This under-construction structure is set to complete a decade, but even now understanding between the Indian Railways and the Mumbai Metropolitan Region Development Authority (MMRDA) for its completion remains intangible. As the project wobblingly approaches the finish line, MiD DAY surveys this epic enterprise, whose expected cost has escalated from Rs 115 crore to Rs 426 crore.
The final and most significant hurdle for completion of the east-west connectivity lies at Kurla above the railway tracks. After several drawings and blueprints were discarded, the two agencies ultimately agreed upon having a steel bridge, similar to those over rivers like Ganga and Brahmaputra.

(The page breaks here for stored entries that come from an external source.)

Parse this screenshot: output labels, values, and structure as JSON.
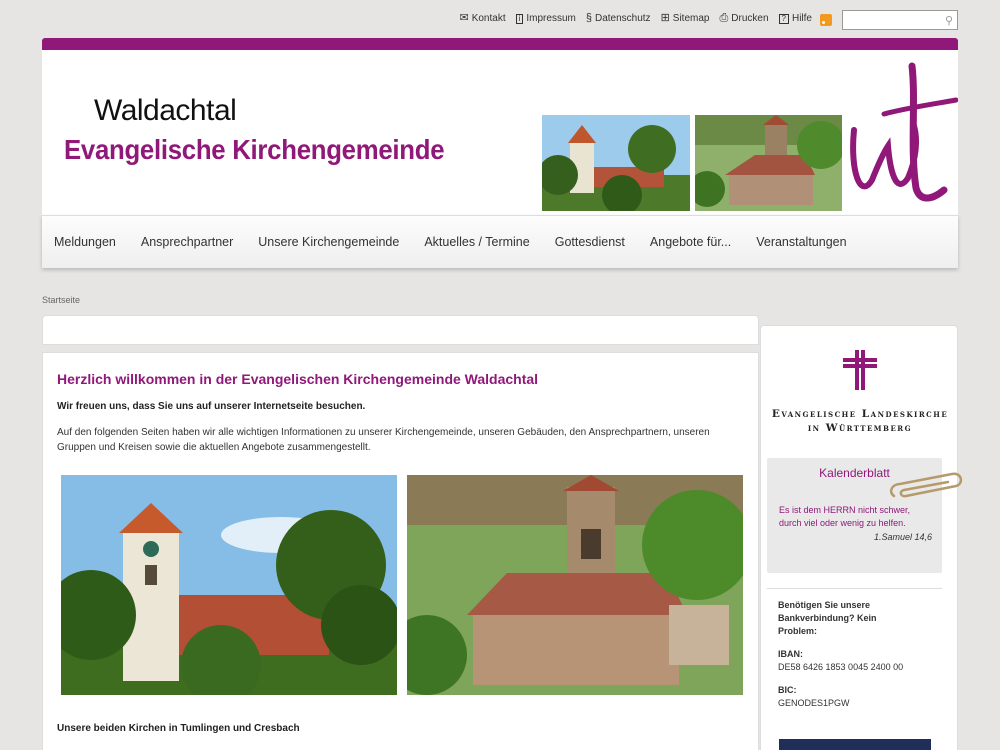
{
  "topbar": {
    "links": [
      {
        "label": "Kontakt",
        "icon": "envelope-icon"
      },
      {
        "label": "Impressum",
        "icon": "info-icon"
      },
      {
        "label": "Datenschutz",
        "icon": "paragraph-icon"
      },
      {
        "label": "Sitemap",
        "icon": "sitemap-icon"
      },
      {
        "label": "Drucken",
        "icon": "printer-icon"
      },
      {
        "label": "Hilfe",
        "icon": "help-icon"
      }
    ],
    "search_placeholder": ""
  },
  "header": {
    "title_line1": "Waldachtal",
    "title_line2": "Evangelische Kirchengemeinde"
  },
  "nav": [
    "Meldungen",
    "Ansprechpartner",
    "Unsere Kirchengemeinde",
    "Aktuelles / Termine",
    "Gottesdienst",
    "Angebote für...",
    "Veranstaltungen"
  ],
  "breadcrumb": "Startseite",
  "main": {
    "heading": "Herzlich willkommen in der Evangelischen Kirchengemeinde Waldachtal",
    "lead": "Wir freuen uns, dass Sie uns auf unserer Internetseite besuchen.",
    "body": "Auf den folgenden Seiten haben wir alle wichtigen Informationen zu unserer Kirchengemeinde, unseren Gebäuden, den Ansprechpartnern, unseren Gruppen und Kreisen sowie die aktuellen Angebote zusammengestellt.",
    "caption": "Unsere beiden Kirchen in Tumlingen und Cresbach"
  },
  "sidebar": {
    "landeskirche_line1": "Evangelische Landeskirche",
    "landeskirche_line2": "in Württemberg",
    "kalender_title": "Kalenderblatt",
    "verse": "Es ist dem HERRN nicht schwer, durch viel oder wenig zu helfen.",
    "verse_ref": "1.Samuel 14,6",
    "bank_intro": "Benötigen Sie unsere Bankverbindung? Kein Problem:",
    "iban_label": "IBAN:",
    "iban": "DE58 6426 1853 0045 2400 00",
    "bic_label": "BIC:",
    "bic": "GENODES1PGW"
  },
  "colors": {
    "accent": "#8f1879",
    "background": "#e6e5e4"
  }
}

One span of this steel bridge will be of 52 m and the other 20 m in length. The plan previously was to have two sections of 36 m each for a cement-concrete structure. Even as the technical aspects have been sewn up, railways and MMRDA are yet to decide the date when they would finally launch steel girders above the railway tracks between Kurla and Vidyavihar stations. Only about a few days ago the agencies completed a similar exercise for SCLR near Tilak Nagar railway station on the Harbour line.
“Everyone has been blaming the railways for the delay, but SCLR is equally important for us, as it would connect Kurla LTT, thus easing commute there,” said Subodh Jain, general manager, Central Railway. Railways claim they haven't received the dates for launching girders above the tracks on the Main line after which mega blocks will be undertaken.

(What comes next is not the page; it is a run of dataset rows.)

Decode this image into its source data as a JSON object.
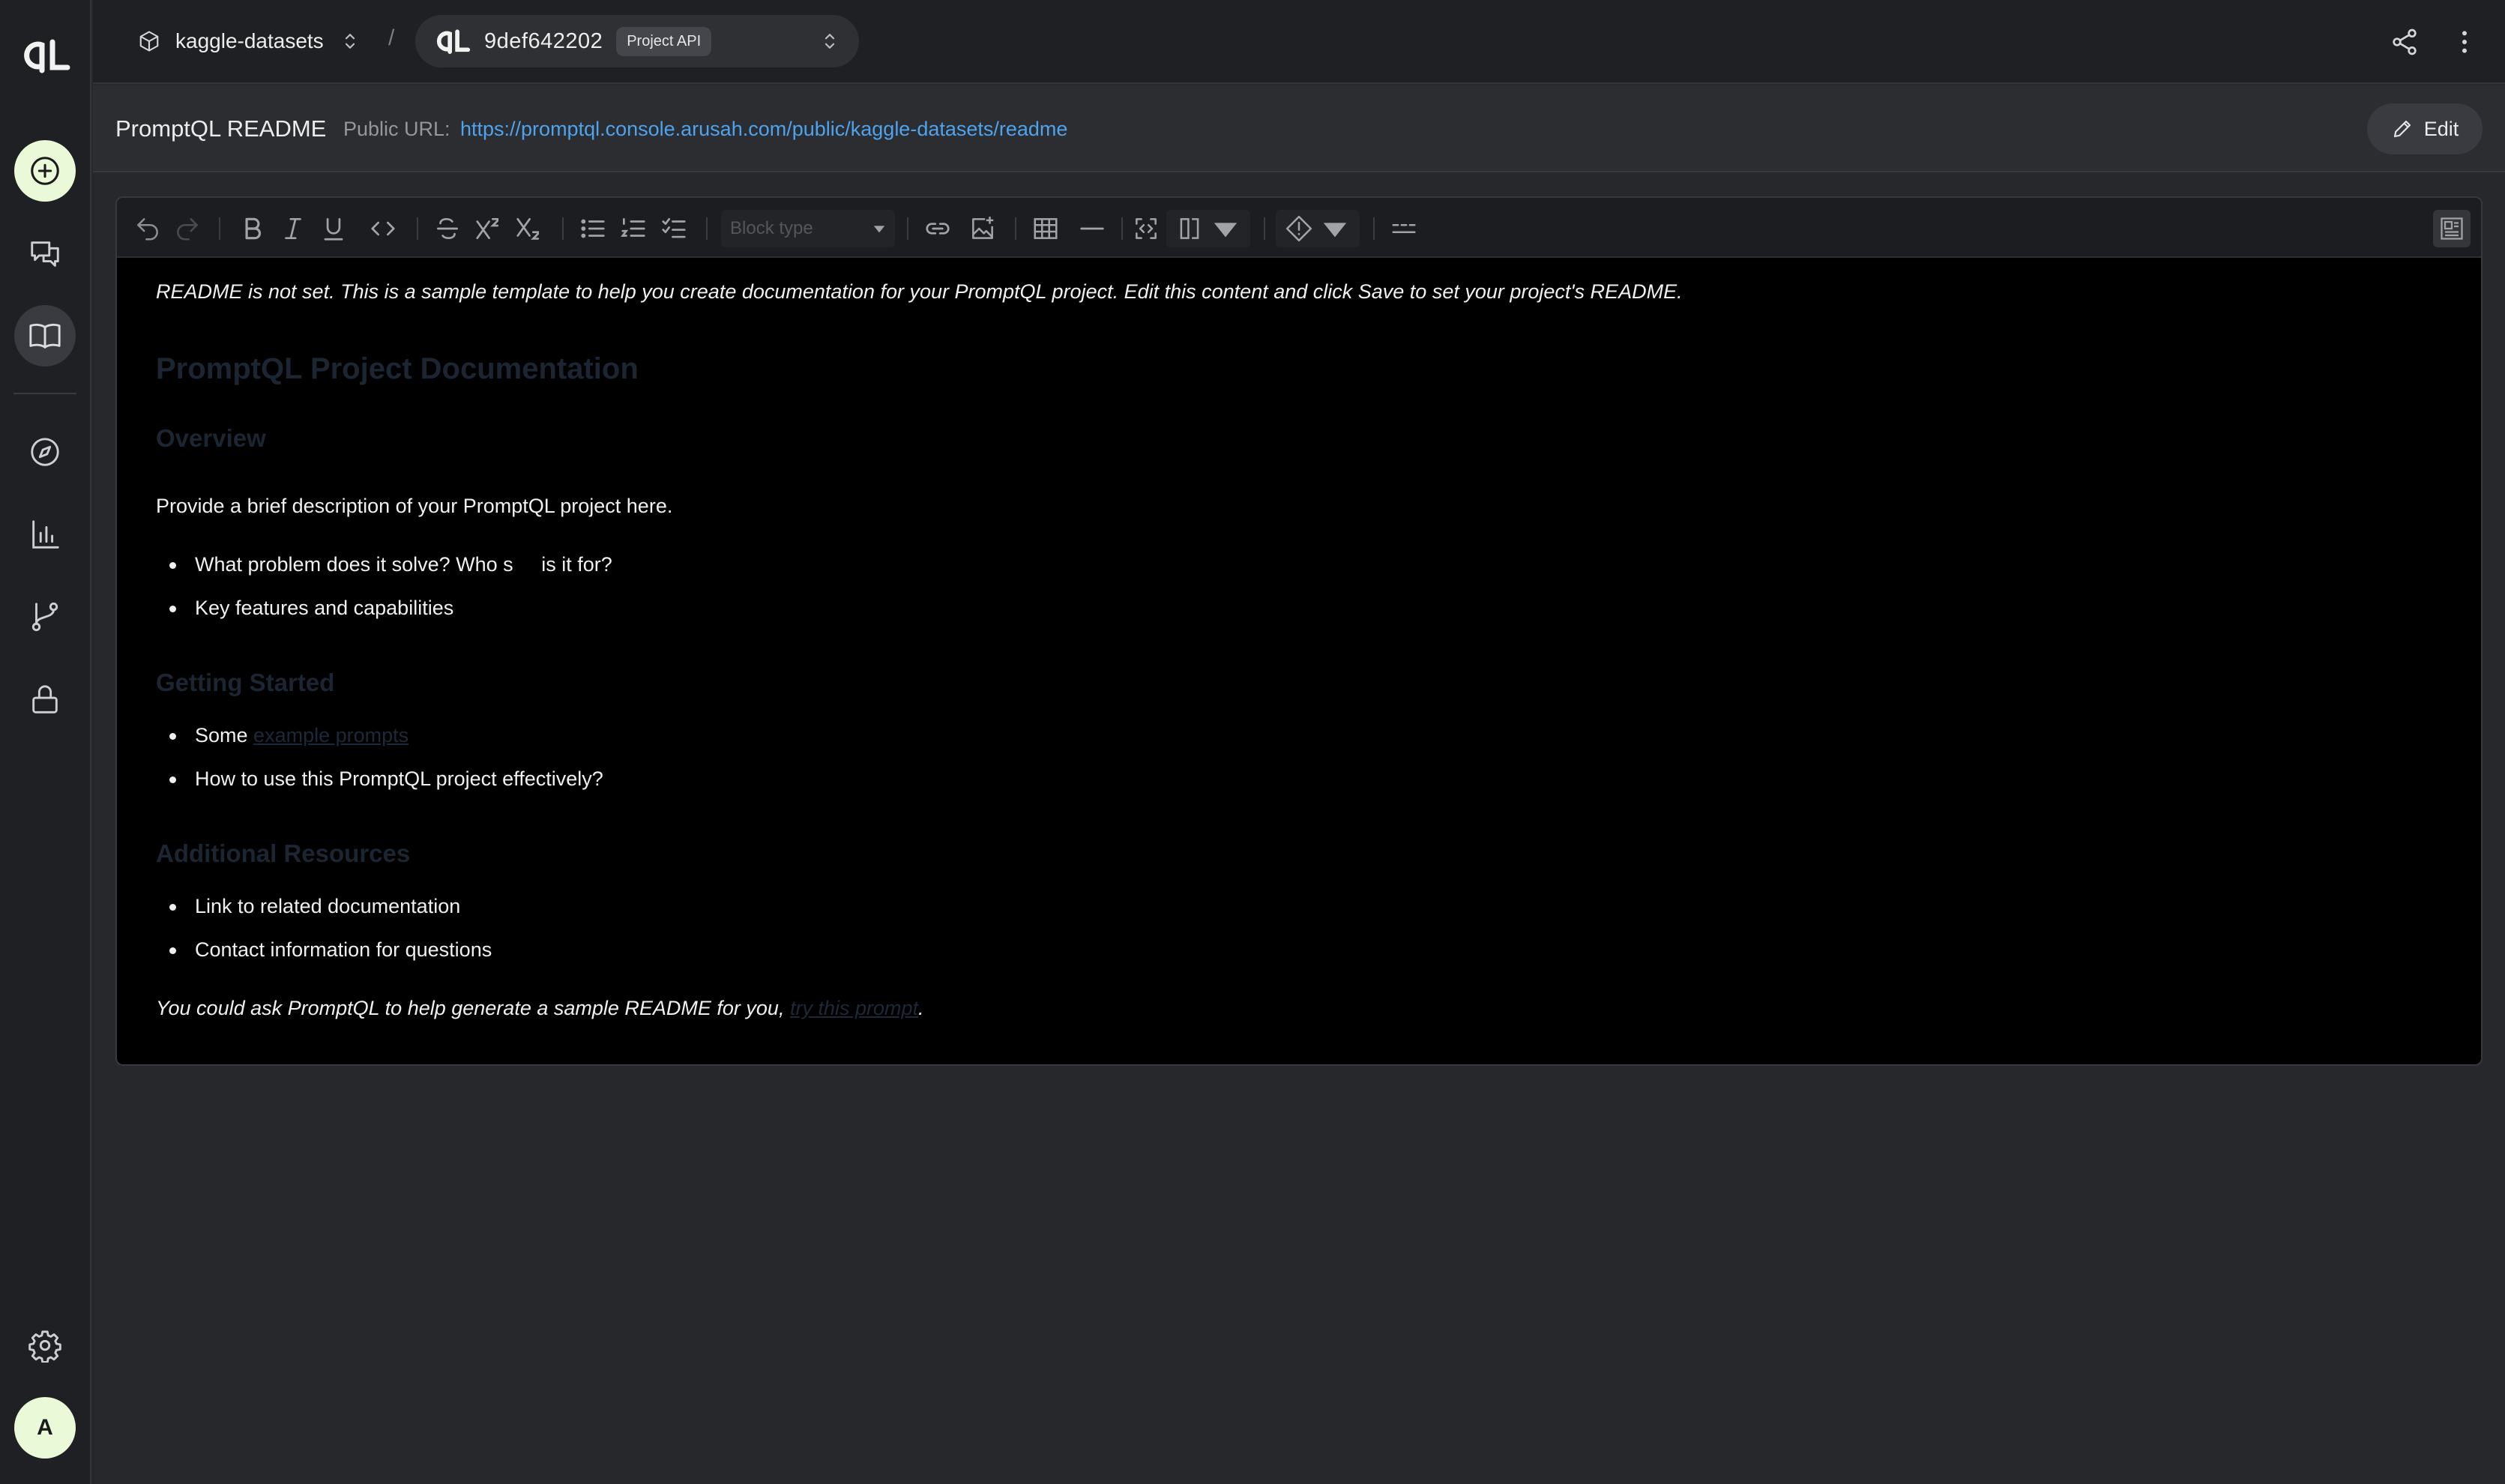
{
  "topbar": {
    "project_name": "kaggle-datasets",
    "separator": "/",
    "build_id": "9def642202",
    "build_badge": "Project API"
  },
  "titlebar": {
    "title": "PromptQL README",
    "public_url_label": "Public URL:",
    "public_url": "https://promptql.console.arusah.com/public/kaggle-datasets/readme",
    "edit_label": "Edit"
  },
  "toolbar": {
    "block_type_placeholder": "Block type"
  },
  "readme": {
    "intro": "README is not set. This is a sample template to help you create documentation for your PromptQL project. Edit this content and click Save to set your project's README.",
    "h1": "PromptQL Project Documentation",
    "overview_heading": "Overview",
    "overview_text": "Provide a brief description of your PromptQL project here.",
    "overview_items": [
      "What problem does it solve? Who s     is it for?",
      "Key features and capabilities"
    ],
    "getting_started_heading": "Getting Started",
    "gs_item1_prefix": "Some ",
    "gs_item1_link": "example prompts",
    "gs_item2": "How to use this PromptQL project effectively?",
    "resources_heading": "Additional Resources",
    "resources_items": [
      "Link to related documentation",
      "Contact information for questions"
    ],
    "footer_prefix": "You could ask PromptQL to help generate a sample README for you, ",
    "footer_link": "try this prompt",
    "footer_suffix": "."
  },
  "user": {
    "avatar_initial": "A"
  },
  "icons": {
    "rail": [
      "promptql-logo",
      "plus-circle-icon",
      "chat-icon",
      "book-icon",
      "compass-icon",
      "bar-chart-icon",
      "git-branch-icon",
      "lock-icon",
      "gear-icon"
    ],
    "topbar": [
      "cube-icon",
      "chevron-updown-icon",
      "share-icon",
      "more-vertical-icon"
    ]
  },
  "colors": {
    "accent_green": "#eaf9d8",
    "link_blue": "#4ea3ef",
    "background": "#27282c",
    "editor_bg": "#000000"
  }
}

This is not the first time the state and central agencies have crossed swords over this project. Since 2006 the two bodies have been debating myriad ways of setting up one structure that can pass over six rail tracks between Kurla and Vidyavihar stations and many other tracks and obstacles at Kurla yard so SCLR can become a reality.
The MMRDA, the nodal agency for the project, and the MSRDC, the executing agency, wanted a cement girder to be launched with pillars between the tracks at Kurla. If sources from railways are to be believed then MMRDA had asked for an unbelievable 2,200 blocks —each lasting around four hours — for having the bridge built.
“They wanted us to stop train services for this work. This wasn’t acceptable to us,” said a senior CR official. This phase was meant for having girders launched above tracks at Kurla on the Main line and Tilak Nagar on the Harbour line.
An agreement to have a steel bridge was finally reached in June 2010, after run-ins between engineering experts from the agencies. “We have built many steel bridges above rivers. But the state government simply came with drawings rather than consulting us,” said another railway official.
“We are awaiting clearance for launching of girders from railways. We expect to complete the entire project by May-June 2013,” MSRDC chief engineer Subhash Nage said.